- Kherali Location in Gujarat, India Kherali Kherali (India)
- Coordinates: 22°41′0″N 71°36′0″E﻿ / ﻿22.68333°N 71.60000°E
- Country: India
- State: Gujarat
- District: Surendranagar

Languages
- • Official: Gujarati, Hindi
- Time zone: UTC+5:30 (IST)
- Vehicle registration: GJ-13
- Coastline: 0 kilometres (0 mi)
- Nearest city: Surendranagar
- Website: gujaratindia.com

= Kherali =

Kherali is a village in Surendranagar district in the Indian state of Gujarat. It comes on the way from Surendranagar to Limli, and this route leads to Muli. It has population close to 6,000-10,000. The village is grown around one abandoned palace. The village has got one big lake and many other wells including one stepwell.

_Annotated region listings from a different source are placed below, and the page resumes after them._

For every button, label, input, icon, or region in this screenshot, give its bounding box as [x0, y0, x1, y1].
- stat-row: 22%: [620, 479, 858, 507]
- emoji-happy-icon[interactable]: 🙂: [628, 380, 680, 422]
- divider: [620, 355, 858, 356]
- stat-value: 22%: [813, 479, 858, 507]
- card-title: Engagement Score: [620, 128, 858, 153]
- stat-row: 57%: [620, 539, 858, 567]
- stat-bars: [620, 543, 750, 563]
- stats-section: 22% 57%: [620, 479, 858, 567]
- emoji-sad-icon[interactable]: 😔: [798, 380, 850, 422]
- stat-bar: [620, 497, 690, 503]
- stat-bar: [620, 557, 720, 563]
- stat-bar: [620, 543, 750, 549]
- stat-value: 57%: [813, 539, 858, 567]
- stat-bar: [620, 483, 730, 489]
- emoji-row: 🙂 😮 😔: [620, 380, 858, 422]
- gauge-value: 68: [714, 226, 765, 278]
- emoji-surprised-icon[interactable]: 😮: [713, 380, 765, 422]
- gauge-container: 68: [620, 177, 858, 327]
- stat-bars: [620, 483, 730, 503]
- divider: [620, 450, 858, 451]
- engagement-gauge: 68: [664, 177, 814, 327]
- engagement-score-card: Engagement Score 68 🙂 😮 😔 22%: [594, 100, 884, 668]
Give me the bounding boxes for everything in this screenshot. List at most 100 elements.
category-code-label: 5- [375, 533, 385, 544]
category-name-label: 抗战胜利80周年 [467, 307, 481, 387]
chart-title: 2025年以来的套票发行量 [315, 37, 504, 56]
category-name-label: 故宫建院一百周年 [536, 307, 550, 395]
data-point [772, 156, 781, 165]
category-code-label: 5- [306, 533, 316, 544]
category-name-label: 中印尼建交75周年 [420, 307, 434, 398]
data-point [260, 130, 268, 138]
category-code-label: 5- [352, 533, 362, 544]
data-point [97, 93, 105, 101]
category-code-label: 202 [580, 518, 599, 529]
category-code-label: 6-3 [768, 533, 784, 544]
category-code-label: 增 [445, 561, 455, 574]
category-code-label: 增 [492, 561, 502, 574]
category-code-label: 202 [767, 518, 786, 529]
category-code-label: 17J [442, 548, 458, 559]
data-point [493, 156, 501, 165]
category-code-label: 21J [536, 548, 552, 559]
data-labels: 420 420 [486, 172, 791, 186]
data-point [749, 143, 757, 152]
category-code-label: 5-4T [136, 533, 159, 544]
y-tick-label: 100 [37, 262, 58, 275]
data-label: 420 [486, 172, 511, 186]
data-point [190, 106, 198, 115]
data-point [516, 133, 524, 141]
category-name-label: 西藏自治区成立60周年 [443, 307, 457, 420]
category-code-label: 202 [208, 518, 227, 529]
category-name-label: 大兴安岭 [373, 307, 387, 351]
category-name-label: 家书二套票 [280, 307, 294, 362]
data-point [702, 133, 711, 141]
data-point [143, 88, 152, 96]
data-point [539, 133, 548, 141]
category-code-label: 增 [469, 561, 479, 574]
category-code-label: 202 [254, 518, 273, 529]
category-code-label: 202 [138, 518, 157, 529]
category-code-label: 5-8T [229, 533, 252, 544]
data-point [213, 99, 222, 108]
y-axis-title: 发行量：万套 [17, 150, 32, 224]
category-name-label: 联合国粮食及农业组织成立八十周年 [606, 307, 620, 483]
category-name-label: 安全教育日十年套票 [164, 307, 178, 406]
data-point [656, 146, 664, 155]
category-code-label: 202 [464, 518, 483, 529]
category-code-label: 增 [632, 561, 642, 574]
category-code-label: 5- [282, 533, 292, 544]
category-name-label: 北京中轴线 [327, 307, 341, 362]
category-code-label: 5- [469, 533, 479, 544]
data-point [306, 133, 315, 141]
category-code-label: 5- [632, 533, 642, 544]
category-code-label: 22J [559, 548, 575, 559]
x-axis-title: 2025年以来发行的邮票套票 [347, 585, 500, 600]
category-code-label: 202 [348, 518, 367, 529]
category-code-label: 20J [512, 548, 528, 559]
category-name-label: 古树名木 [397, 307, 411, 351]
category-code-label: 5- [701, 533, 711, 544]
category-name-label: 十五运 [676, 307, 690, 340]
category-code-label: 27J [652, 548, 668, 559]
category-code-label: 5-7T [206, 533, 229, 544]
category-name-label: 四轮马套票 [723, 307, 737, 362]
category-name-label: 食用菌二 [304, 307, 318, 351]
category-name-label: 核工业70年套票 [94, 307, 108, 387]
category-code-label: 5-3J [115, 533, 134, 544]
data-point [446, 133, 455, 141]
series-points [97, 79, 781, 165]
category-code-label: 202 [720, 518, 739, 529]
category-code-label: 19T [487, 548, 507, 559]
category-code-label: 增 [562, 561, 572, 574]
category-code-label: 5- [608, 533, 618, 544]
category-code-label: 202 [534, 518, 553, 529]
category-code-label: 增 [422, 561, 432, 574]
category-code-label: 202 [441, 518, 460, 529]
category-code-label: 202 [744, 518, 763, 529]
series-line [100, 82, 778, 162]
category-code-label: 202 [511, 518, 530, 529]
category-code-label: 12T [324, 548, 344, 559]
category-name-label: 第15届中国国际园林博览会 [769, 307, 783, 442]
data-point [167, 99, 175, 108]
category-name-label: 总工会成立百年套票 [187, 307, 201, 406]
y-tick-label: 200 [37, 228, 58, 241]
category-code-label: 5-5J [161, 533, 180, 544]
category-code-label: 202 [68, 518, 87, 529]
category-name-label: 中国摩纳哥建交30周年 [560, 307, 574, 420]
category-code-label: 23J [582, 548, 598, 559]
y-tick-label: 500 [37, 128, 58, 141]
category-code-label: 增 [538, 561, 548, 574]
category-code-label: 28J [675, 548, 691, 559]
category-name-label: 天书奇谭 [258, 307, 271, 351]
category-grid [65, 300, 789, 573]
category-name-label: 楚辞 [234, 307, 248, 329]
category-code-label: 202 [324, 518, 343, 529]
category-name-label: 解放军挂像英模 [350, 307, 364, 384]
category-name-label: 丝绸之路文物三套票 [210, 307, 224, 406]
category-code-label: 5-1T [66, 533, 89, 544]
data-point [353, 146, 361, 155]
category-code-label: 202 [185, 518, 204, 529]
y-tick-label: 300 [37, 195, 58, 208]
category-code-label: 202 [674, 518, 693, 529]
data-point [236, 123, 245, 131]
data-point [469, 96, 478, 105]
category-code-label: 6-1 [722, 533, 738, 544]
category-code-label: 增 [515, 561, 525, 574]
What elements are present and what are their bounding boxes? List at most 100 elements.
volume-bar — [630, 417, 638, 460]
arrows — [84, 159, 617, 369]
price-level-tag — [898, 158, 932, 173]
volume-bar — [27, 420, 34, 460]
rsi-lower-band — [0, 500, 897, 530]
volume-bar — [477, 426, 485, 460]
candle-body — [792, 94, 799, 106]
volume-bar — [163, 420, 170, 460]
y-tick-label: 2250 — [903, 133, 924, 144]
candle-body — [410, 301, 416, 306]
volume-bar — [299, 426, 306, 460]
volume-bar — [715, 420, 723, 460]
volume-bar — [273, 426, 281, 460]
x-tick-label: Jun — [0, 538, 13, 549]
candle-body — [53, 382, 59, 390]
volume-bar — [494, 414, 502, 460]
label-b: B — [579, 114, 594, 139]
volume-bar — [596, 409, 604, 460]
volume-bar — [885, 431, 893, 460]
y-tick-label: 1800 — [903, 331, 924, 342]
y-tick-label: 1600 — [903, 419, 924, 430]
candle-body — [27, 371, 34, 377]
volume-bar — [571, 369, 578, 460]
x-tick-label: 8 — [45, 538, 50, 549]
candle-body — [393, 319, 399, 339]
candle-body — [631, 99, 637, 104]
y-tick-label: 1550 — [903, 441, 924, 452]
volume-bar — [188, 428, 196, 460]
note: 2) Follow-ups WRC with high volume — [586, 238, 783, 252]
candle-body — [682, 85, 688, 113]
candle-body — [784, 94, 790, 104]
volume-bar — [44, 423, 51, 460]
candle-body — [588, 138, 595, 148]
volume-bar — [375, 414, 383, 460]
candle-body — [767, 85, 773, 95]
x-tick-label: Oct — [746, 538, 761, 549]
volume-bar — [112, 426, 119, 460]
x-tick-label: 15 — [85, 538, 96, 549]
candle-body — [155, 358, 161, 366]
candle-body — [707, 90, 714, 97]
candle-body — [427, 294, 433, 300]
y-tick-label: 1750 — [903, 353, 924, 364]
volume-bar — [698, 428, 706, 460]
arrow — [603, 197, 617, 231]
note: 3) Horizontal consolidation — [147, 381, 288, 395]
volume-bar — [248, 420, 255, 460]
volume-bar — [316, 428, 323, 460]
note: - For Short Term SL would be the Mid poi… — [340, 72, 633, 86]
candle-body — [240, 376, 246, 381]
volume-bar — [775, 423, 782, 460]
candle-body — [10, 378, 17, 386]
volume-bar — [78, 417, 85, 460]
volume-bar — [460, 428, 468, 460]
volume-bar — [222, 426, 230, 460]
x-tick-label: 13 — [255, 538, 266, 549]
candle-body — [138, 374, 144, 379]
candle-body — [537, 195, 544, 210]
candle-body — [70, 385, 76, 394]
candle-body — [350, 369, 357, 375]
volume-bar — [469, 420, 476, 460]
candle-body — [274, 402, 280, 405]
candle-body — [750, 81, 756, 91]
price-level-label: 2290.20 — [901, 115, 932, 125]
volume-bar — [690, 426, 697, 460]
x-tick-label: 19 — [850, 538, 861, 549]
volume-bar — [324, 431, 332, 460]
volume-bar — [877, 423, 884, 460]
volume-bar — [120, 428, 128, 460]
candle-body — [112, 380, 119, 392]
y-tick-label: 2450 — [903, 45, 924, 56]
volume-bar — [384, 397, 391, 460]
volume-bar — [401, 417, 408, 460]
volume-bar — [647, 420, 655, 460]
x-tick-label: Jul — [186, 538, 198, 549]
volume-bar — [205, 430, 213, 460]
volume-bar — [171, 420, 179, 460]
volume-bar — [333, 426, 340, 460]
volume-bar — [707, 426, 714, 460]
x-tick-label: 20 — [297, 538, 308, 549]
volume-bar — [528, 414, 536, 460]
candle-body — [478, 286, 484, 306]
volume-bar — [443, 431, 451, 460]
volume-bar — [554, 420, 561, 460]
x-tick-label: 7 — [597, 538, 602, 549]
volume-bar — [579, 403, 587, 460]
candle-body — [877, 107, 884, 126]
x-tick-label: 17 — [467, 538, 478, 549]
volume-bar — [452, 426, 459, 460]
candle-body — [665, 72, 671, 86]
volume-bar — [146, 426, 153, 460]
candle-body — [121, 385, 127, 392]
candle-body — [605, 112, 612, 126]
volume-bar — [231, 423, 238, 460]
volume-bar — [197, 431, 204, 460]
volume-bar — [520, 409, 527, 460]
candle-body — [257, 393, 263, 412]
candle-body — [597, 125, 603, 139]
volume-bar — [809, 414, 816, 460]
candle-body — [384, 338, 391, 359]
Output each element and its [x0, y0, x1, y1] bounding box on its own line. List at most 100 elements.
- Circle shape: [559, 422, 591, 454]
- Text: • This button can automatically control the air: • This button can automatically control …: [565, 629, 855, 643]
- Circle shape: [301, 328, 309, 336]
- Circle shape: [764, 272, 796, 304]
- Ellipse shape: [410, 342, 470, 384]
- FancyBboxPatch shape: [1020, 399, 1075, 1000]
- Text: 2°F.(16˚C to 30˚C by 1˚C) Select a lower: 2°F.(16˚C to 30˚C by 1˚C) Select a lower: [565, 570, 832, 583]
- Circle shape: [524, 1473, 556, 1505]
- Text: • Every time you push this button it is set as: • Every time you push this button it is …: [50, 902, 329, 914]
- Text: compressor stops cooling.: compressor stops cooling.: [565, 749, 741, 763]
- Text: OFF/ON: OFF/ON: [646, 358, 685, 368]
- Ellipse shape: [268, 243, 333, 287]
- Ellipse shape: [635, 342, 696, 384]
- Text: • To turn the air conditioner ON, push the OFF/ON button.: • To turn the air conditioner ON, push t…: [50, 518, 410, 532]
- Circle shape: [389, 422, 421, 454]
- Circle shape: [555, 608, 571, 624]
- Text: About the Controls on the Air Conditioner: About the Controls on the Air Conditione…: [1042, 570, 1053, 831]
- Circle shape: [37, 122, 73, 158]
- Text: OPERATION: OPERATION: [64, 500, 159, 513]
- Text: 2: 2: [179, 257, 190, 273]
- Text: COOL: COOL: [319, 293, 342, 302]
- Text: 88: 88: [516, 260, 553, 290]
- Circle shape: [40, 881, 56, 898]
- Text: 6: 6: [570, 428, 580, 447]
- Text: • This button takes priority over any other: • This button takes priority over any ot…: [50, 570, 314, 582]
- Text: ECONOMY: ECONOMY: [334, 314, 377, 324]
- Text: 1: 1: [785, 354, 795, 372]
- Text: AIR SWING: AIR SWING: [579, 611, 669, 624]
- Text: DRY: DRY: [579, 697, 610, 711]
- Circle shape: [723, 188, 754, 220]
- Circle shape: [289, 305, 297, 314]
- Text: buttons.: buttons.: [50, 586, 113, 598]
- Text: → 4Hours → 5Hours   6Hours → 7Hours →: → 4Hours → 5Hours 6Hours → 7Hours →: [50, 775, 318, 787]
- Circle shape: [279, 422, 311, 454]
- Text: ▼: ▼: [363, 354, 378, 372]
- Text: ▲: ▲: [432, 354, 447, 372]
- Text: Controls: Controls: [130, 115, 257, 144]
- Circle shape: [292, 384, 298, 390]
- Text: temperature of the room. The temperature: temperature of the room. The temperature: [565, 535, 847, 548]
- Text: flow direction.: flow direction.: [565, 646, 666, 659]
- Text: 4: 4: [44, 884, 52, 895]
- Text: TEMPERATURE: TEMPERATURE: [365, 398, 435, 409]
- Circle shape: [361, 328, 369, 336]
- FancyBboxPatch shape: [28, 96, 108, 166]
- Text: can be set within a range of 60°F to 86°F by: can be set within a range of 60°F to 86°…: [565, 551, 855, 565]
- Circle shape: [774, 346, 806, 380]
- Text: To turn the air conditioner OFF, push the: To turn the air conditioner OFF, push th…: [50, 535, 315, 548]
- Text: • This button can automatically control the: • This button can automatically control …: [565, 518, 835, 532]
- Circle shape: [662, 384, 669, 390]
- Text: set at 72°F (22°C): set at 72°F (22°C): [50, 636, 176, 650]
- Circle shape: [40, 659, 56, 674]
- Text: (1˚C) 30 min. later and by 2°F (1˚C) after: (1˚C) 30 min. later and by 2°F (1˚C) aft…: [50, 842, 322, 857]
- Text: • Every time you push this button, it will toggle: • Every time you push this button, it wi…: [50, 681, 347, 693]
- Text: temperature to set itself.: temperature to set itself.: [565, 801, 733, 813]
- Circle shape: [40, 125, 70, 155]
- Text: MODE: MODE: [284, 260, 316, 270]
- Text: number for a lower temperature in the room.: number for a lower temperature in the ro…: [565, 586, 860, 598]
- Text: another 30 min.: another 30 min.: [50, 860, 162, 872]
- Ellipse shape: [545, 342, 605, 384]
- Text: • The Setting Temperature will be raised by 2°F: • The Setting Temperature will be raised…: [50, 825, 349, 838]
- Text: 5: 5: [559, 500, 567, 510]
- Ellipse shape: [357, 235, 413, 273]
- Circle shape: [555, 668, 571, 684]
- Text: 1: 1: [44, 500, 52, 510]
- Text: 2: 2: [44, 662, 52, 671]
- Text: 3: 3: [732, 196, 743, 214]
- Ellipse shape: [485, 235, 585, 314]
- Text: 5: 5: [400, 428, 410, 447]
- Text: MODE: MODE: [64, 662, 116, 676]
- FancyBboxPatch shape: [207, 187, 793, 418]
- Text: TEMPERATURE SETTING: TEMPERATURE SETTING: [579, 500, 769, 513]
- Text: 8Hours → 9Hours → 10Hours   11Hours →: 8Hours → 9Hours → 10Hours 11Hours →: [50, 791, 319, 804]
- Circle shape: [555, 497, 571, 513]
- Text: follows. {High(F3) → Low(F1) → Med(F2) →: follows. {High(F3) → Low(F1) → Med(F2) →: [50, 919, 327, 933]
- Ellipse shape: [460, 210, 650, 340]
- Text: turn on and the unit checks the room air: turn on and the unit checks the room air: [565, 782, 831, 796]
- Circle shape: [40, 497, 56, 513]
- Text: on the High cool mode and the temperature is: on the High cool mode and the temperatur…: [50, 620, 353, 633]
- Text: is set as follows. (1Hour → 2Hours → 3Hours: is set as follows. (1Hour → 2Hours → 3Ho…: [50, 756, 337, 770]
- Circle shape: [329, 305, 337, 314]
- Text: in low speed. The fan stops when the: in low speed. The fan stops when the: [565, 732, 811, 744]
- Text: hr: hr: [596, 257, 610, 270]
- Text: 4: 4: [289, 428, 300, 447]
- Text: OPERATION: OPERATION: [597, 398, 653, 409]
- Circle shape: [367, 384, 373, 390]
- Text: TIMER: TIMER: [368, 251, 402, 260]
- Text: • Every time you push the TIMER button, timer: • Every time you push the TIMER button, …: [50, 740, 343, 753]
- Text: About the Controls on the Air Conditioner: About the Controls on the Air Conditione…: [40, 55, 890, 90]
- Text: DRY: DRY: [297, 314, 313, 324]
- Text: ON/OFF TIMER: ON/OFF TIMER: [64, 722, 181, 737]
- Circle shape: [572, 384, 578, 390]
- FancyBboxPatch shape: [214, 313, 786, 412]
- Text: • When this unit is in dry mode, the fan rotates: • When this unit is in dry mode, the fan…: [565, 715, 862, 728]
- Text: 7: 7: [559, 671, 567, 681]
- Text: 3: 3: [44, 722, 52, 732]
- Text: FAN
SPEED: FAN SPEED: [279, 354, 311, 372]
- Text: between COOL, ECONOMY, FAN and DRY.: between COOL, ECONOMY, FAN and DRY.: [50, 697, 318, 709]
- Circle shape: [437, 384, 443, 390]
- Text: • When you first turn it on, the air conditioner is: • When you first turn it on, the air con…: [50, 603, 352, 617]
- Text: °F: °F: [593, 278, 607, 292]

It has few temples including two Swaminarayan temple, Rama temple, krishna temple, shaktimaa temple and one well-built mosque. There
are also government and one private school also . The village is mostly surrounded by farms. The population mostly depend on farming, and young generation go for jobs and business to Surendranagar and around cities. The main crops are wheat, cotton, ground-nuts, and sesames.

== Places of interest ==
Kherali Vav or Rajbai Vav is a stepwell located in the village. There is an inscription in Sanskrit language and Devnagari script in the stepwell which notes that it was built in 1463. According to folklore, it was built by Paramara ruler Jagdev's minister Lakhdhirsinh, in memory of his wife. According to the inscription, her name was Vejaldevi. The stepwell has seven storeys. It has 108 steps and is 110 feet deep. In the first pavilion-tower of the stepwell, there are statues of goddess Matri and Chamunda in the niches.